Should Deutsche Boerse’s planned acquisition of NYSE Euronext actually come to pass, the combined companies will emerge from the deal with greater market share, broader global distribution and a significantly lower cost structure. Fine. There’s no reason not to get it done, assuming that regulators will allow the transaction to move forward.

It’s difficult, however, not to view this acquisition as a defensive maneuver, given that both companies face so much competition from so many sides. Deutsche Boerse and NYSE Euronext would emerge from the deal with a combined market cap of $25.6 billion, eclipsing that of current market leader Hong Kong Exchanges and Clearing Ltd.

But there’s one asset that neither company can acquire — and that is momentum. It has been shifting away from their respective platforms for some time, and becoming bigger, more powerful and more efficient won’t be enough to reverse that shift in a decisive manner. Here are five problems the NYSE-Deutsche Boerse deal won't address:

Declining Market Share —The combined organization would list about $15 trillion worth of companies, or 28 percent of the global market. But just because a company lists on a certain exchange, doesn’t mean that its shares will trade there. Not so long ago, the NYSE captured 80 percent of trading in its listed shares. Now NYSE Euronext has 26.2 percent of trading in its companies.

New Exchanges — The share of newer trading platform and liquidity providers such as BATS and Direct Edge has soared. The newer exchanges — owned by investment companies — each have about 10 percent market share. Wall Street firms will make sure that there’s plenty of competition for their trading business, essentially putting a limit on NYSE Euronext and Nasdaq.

Alternative Sources of Liquidity —The very idea of an exchange, with its publicly transparent pricing, is giving way to so-called dark pools. Those pools, often owned by large financial institutions, allow market participants to transact their business without revealing their price, which can alter the price of the security in question. Such trading now accounts for about one third of market activity.

Regional Exchanges — A few years ago, the NYSE was still the clear top choice for companies around the world that wanted access to the capital markets. But now global companies have many more viable options. They can list in regional markets from Mexico to Brazil, India, Indonesia and China. PriceWaterhouseCoopers said this month that it expects China to lead the IPO market this year, as it did last year. The bulk of global economic growth is occurring in emerging markets such as China, India and Brazil. That means that IPOs and trading will shift to those markets, too.

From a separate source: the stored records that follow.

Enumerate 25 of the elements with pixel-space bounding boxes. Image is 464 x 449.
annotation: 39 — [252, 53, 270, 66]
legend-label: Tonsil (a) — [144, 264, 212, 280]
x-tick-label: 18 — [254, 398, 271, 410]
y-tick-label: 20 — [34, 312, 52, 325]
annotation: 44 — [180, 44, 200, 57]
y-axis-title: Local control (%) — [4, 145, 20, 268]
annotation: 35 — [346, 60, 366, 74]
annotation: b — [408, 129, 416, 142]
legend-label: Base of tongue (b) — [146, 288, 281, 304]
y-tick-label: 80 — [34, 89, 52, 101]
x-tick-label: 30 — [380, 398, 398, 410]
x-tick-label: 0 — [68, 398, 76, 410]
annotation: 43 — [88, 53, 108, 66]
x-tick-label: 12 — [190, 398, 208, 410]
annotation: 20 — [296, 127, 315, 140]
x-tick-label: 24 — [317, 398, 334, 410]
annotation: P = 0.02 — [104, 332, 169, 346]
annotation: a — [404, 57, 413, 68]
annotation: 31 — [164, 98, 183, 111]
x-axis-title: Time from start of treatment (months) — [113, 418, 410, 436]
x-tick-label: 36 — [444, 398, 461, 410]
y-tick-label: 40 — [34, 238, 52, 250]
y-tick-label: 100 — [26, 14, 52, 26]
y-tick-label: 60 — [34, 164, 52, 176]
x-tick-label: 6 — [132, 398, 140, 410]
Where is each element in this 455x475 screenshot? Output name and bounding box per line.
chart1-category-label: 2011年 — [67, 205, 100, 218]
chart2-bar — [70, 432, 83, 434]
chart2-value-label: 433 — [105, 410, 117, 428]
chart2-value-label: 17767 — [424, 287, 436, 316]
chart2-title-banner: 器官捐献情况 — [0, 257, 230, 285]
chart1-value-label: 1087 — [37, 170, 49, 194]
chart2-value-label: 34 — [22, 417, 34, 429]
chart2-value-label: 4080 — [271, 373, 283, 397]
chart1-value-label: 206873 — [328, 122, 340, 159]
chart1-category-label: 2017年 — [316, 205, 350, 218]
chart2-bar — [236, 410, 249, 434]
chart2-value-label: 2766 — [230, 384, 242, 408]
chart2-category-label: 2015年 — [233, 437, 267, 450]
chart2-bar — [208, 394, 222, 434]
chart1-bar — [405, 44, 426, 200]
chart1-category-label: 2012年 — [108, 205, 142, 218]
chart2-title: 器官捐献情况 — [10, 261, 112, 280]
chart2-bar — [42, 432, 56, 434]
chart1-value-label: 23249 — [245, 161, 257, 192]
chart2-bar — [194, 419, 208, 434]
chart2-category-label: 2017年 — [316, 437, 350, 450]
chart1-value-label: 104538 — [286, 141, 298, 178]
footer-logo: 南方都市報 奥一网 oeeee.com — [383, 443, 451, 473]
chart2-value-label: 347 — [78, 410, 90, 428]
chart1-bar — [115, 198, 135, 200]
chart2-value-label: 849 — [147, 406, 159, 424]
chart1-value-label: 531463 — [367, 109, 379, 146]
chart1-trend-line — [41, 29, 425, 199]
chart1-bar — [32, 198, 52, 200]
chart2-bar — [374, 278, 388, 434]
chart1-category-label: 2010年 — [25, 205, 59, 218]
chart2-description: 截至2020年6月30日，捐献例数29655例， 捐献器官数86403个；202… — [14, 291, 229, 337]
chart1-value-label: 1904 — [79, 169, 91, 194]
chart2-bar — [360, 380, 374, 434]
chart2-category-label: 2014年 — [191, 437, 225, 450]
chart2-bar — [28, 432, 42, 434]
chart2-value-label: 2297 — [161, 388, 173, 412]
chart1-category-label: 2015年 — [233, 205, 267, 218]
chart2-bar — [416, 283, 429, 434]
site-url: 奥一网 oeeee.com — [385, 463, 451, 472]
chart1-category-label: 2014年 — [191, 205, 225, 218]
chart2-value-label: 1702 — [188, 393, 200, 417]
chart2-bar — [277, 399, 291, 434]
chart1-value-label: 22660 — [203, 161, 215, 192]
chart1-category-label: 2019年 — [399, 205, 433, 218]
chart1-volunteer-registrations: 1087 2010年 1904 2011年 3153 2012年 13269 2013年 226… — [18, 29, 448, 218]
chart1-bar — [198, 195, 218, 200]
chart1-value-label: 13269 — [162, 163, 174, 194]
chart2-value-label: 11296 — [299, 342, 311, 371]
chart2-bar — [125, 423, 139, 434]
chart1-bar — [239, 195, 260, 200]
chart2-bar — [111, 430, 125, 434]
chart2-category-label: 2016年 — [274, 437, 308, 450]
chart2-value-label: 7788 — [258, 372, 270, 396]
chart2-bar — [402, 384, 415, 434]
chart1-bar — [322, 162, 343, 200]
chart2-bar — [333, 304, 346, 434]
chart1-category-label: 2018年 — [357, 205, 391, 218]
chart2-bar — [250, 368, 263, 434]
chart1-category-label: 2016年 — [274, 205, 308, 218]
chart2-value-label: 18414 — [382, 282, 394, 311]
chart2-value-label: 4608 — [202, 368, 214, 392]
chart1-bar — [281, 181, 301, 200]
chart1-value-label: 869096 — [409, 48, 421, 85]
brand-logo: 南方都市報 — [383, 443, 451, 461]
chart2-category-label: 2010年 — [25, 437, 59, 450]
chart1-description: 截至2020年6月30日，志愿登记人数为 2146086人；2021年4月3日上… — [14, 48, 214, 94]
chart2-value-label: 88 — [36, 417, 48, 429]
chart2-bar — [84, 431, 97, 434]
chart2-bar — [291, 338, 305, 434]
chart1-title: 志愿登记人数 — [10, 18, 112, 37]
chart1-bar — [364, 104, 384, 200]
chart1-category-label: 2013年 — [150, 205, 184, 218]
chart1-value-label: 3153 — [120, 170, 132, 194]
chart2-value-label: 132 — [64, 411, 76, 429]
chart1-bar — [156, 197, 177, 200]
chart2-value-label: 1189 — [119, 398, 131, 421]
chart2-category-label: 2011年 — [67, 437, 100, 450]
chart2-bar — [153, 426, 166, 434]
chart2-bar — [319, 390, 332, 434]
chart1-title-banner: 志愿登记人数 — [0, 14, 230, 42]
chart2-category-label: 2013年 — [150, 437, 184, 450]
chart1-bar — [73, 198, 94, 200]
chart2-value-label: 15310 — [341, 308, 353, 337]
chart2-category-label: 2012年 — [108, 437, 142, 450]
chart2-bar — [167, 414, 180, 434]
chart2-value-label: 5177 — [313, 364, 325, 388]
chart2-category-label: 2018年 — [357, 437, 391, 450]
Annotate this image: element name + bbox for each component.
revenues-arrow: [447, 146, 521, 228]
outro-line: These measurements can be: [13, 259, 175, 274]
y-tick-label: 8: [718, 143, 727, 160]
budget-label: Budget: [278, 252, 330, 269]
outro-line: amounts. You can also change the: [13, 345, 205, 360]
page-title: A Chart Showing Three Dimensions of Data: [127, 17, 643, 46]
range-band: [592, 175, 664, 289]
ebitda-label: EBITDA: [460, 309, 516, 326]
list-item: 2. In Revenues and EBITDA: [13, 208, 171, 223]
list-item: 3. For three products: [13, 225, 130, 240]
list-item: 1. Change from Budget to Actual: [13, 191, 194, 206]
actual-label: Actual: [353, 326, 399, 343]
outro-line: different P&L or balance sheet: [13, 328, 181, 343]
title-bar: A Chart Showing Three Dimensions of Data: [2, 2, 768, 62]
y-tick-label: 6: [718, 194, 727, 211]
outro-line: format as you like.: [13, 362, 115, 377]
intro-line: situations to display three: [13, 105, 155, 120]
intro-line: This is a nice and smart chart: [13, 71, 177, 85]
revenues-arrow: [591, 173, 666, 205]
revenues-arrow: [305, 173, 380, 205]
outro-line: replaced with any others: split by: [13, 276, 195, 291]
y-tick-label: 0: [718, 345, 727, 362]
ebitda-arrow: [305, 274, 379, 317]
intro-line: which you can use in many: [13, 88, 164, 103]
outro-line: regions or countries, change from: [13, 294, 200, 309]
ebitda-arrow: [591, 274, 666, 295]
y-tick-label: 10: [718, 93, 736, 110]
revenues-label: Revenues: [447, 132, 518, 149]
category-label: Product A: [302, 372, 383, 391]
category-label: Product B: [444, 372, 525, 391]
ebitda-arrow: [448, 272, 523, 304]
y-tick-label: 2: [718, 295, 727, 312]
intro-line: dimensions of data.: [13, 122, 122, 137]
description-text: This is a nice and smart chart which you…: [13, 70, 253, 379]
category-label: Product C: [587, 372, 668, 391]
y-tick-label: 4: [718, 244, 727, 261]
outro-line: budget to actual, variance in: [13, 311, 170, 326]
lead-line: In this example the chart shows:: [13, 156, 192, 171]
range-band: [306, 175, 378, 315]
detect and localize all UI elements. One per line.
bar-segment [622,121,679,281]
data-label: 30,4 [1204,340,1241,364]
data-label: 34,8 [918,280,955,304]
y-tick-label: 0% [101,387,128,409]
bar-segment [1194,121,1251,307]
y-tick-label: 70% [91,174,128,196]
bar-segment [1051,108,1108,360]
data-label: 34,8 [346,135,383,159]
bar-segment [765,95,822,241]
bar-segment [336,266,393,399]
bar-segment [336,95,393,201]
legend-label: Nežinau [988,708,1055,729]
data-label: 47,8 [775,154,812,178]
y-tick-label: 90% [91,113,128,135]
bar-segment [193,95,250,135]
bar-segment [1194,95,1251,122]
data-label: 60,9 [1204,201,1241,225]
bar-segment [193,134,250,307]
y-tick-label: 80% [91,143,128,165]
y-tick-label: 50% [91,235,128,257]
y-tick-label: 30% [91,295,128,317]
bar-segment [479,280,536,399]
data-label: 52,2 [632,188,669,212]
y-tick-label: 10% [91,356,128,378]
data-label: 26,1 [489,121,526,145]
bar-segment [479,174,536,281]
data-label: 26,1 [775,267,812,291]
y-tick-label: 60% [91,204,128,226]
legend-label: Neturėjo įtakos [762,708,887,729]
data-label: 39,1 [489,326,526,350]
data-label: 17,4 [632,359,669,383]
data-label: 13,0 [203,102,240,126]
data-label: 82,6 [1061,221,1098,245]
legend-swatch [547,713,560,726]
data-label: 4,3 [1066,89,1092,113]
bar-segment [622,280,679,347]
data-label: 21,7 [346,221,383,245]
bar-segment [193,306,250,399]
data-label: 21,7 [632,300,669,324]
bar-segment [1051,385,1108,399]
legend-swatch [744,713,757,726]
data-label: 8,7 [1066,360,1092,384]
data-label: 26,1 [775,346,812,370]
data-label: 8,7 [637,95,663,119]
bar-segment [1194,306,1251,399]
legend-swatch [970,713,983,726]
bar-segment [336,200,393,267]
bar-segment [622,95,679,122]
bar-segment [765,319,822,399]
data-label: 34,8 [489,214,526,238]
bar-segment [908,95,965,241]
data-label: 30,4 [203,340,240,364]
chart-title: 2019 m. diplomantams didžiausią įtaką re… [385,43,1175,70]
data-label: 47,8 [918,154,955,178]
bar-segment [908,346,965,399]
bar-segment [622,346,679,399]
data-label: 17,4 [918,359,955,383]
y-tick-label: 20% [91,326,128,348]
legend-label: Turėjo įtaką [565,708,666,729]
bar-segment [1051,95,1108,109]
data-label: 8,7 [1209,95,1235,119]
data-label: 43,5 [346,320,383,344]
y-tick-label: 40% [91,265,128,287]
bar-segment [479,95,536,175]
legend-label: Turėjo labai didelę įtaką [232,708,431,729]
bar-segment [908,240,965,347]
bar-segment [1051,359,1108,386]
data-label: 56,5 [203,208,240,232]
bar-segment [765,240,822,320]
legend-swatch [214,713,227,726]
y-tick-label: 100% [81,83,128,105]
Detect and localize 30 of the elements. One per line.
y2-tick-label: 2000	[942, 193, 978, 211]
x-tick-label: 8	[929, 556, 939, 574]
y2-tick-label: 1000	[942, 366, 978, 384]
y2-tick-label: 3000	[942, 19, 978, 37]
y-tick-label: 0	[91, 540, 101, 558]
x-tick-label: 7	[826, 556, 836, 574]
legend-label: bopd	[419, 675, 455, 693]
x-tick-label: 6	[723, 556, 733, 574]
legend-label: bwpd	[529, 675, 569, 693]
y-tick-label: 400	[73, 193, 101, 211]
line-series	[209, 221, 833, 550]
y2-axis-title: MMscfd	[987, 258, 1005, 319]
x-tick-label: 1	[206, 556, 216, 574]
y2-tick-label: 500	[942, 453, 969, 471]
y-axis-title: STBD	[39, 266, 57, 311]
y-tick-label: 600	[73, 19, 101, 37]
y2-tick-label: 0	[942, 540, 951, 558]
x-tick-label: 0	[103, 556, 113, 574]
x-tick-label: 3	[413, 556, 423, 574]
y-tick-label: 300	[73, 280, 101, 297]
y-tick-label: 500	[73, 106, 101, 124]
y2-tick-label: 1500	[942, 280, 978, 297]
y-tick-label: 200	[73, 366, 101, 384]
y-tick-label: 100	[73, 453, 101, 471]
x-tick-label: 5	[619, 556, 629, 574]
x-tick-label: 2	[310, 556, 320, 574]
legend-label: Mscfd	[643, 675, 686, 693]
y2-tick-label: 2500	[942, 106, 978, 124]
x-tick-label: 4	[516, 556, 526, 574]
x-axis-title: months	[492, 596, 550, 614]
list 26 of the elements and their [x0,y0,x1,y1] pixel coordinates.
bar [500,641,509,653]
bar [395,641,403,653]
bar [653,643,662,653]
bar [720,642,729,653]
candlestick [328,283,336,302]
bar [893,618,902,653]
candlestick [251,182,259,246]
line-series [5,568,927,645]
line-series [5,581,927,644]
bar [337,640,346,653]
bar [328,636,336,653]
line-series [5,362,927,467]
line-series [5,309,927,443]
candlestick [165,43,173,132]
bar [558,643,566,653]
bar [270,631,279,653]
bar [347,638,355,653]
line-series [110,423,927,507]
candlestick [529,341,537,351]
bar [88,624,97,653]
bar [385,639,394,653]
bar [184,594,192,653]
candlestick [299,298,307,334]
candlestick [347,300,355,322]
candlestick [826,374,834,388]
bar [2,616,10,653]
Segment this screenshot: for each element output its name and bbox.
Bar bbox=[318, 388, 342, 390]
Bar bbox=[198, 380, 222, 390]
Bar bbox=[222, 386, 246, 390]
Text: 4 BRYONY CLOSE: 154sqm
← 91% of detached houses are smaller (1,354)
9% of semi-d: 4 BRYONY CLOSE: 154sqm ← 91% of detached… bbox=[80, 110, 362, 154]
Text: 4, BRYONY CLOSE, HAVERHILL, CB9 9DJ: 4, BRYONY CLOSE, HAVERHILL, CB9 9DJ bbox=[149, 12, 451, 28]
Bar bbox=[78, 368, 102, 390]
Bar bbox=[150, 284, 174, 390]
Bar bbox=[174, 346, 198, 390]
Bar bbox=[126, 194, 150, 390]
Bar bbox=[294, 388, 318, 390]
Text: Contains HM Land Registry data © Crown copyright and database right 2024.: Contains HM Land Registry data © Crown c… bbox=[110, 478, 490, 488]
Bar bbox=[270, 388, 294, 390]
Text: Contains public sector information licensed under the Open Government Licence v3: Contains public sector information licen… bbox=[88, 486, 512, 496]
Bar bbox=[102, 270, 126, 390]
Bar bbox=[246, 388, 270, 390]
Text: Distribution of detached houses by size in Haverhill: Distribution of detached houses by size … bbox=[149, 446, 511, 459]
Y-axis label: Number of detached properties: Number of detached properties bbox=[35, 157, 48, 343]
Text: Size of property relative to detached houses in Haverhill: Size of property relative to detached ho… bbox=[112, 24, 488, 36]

Changing Technology — Despite the May 6 Flash Crash, high frequency trading will continue reshape the capital markets. The trading business is essentially a technology application, and exchanges and liquidity providers are more like tech firms. NYSE Euronext has, under CEO Duncan Niederaurder, moved to develop proprietary technology which helps it attract listed companies, capture trades, and generate licensing revenue. But all tech markets are subject to disruption, and today’s trading platforms will give way to those of tomorrow, must as Microsoft lost power to Google and Google is losing power to Facebook.

NYSE Euronext and Deutsche Boerse face considerable challenges, but things could be worse. The London Stock Exchange, already under pressure from New York and Frankfurt, said on Wednesday it will buy Toronto Stock Exchange parent TMX Group. NYSE Euronext and Deutsche Boerse should have enough scale to survive on their own for a good long time. That may be a greater challenge for the LSE.